Salach Ghalya, who lost seven close family members, says that the Israeli committee set up to investigate the incident has a problem, because it can’t enter Gaza to investigate seriously what happened. "How can they come to any conclusions without listening to anyone who was there?", he asked, adding that there was more than one rocket that hit the beach, and that there was shrapnel from the rockets that could be examined by anyone serious about an investigation.
The Israeli ‘investigation’ apparently consisted of an aerial photograph which Israeli sources say shows that the hole in the sand does not match the size of an Israeli artillery shell (155mm).
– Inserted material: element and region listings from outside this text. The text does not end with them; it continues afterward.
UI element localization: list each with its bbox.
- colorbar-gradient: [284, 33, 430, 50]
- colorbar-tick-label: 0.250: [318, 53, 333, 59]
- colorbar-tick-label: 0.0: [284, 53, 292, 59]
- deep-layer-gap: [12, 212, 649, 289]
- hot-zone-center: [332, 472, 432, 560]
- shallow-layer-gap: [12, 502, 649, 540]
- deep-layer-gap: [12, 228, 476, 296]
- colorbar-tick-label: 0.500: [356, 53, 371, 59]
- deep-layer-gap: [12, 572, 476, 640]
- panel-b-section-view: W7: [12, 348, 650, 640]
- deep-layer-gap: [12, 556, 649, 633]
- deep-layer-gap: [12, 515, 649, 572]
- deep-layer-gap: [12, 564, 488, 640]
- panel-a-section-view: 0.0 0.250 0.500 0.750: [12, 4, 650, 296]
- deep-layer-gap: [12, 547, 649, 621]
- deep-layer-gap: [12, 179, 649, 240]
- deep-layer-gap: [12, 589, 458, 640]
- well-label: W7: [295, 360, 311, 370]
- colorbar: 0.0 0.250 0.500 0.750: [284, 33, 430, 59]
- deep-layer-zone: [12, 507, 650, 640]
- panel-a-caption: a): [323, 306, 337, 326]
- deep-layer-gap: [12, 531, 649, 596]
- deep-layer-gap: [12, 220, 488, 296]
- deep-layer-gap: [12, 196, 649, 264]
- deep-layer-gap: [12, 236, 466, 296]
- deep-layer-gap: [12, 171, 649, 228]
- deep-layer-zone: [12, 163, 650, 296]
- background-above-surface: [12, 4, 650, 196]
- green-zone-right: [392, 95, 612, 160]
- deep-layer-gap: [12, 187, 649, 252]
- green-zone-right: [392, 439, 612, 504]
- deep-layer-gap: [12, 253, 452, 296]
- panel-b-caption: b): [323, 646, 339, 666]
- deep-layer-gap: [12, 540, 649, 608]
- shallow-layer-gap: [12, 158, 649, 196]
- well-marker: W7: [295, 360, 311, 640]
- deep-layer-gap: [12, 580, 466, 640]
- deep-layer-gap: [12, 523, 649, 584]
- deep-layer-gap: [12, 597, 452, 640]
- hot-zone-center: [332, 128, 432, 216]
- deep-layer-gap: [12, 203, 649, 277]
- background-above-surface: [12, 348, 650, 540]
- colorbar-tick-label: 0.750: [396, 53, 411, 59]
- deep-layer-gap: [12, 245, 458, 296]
But Ghalya and other eyewitnesses say that the ‘hole in the sand’ was probably shifted or covered by either emergency crews, or the dozens of people running for cover, and was not an accurate measure of the size of the shell (or shells) that hit the beach.
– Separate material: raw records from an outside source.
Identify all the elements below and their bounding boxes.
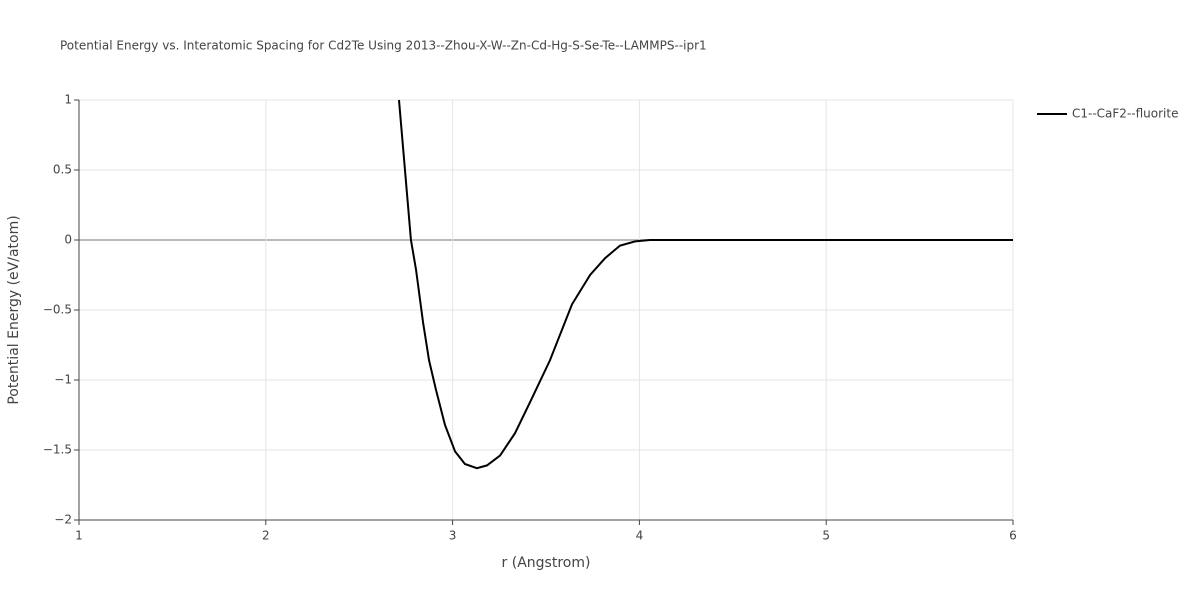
y-tick-label: −0.5 xyxy=(43,303,72,317)
x-tick-label: 1 xyxy=(75,529,83,543)
chart-title: Potential Energy vs. Interatomic Spacing… xyxy=(60,39,707,53)
y-axis-title: Potential Energy (eV/atom) xyxy=(6,215,22,404)
y-tick-label: −1.5 xyxy=(43,443,72,457)
x-tick-label: 3 xyxy=(449,529,457,543)
x-tick-label: 6 xyxy=(1009,529,1017,543)
x-tick-label: 2 xyxy=(262,529,270,543)
y-tick-label: 1 xyxy=(64,93,72,107)
x-tick-label: 5 xyxy=(822,529,830,543)
x-axis-title: r (Angstrom) xyxy=(502,555,591,571)
y-tick-label: 0 xyxy=(64,233,72,247)
y-tick-label: 0.5 xyxy=(53,163,72,177)
x-tick-label: 4 xyxy=(636,529,644,543)
y-tick-label: −1 xyxy=(54,373,72,387)
y-tick-label: −2 xyxy=(54,513,72,527)
legend-label: C1--CaF2--fluorite xyxy=(1072,107,1178,121)
line-series xyxy=(397,99,1013,470)
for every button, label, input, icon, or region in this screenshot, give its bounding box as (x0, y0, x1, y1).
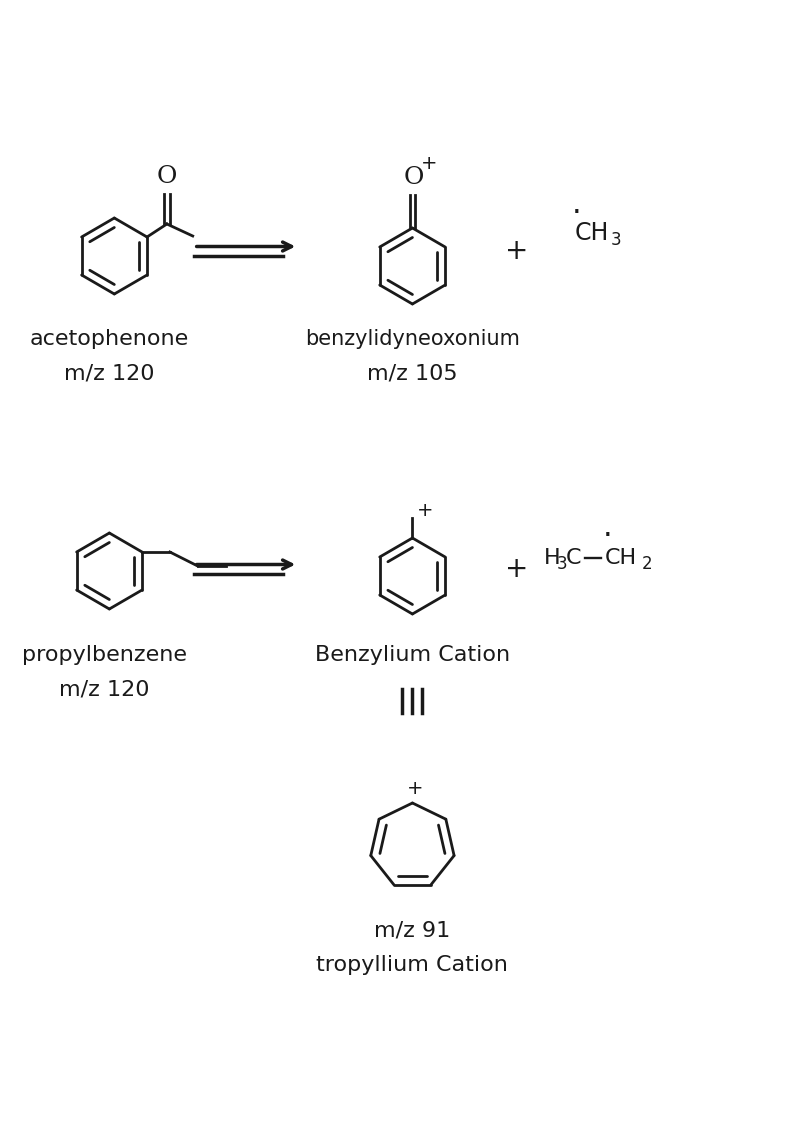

Israeli human rights groups, meanwhile, condemned the ongoing attacks on Palestinian civilians, including both Friday’s attack and two ‘extra-judicial assassinations by missile’ carried out by Israel Tuesday that resulted in 11 dead, 8 of them civilians — two of whom were infants.
The groups B’Tselem, ACRI, PCATI, HaMoked and PHR-Israel) state that "the killing of a family at the Gaza seashore on Friday (a father, mother and five children), apparently by a shell fired by Israeli soldiers, is a terrible addition to an already horrifying statistic: according to B’Tselem data, since the onset of the second Intifada, 3,431 Palestinians in the Occupied Territories have been killed by Israeli security forces. Of those, 698 were minors under the age of 18 years. At lease 1,645 of those killed were in no way taking part in the fighting at the time they were killed (and an additional 244 people were the targets of targeted killings). These dismal figures result directly from a series of Israeli policies, including illegal expansion of Israel’s open-fire regulations, deliberate vagueness and double messages regarding the use of force, violation of the principle of proportionality and the failure to conduct independent investigations into civilian deaths."
The organizations add that "it is indeed Israel’s obligation to take all legitimate steps at its disposal to defend the lives and security of its citizens from attacks by Palestinian organizations. These attacks by Palestinian groups, which deliberately target civilians, constitute a war crime for which there can be no justification. However, it is unconscionable that a sovereign state should use illegal means, some of which reach the level of war crimes. The organizations reiterate that one of Israel’s central obligations under international humanitarian law is to minimize the impact of military action on the civilian population, and to ensure the life and security of Palestinian civilians, also during armed conflict."
Israeli forces have fired over 6500 shells into the Gaza Strip, the most crowded place on earth, over the last month, killing at least 74 Palestinians, and injuring 292, some of them seriously. Human rights groups estimate that 80% of Palestinian casualties are civilians.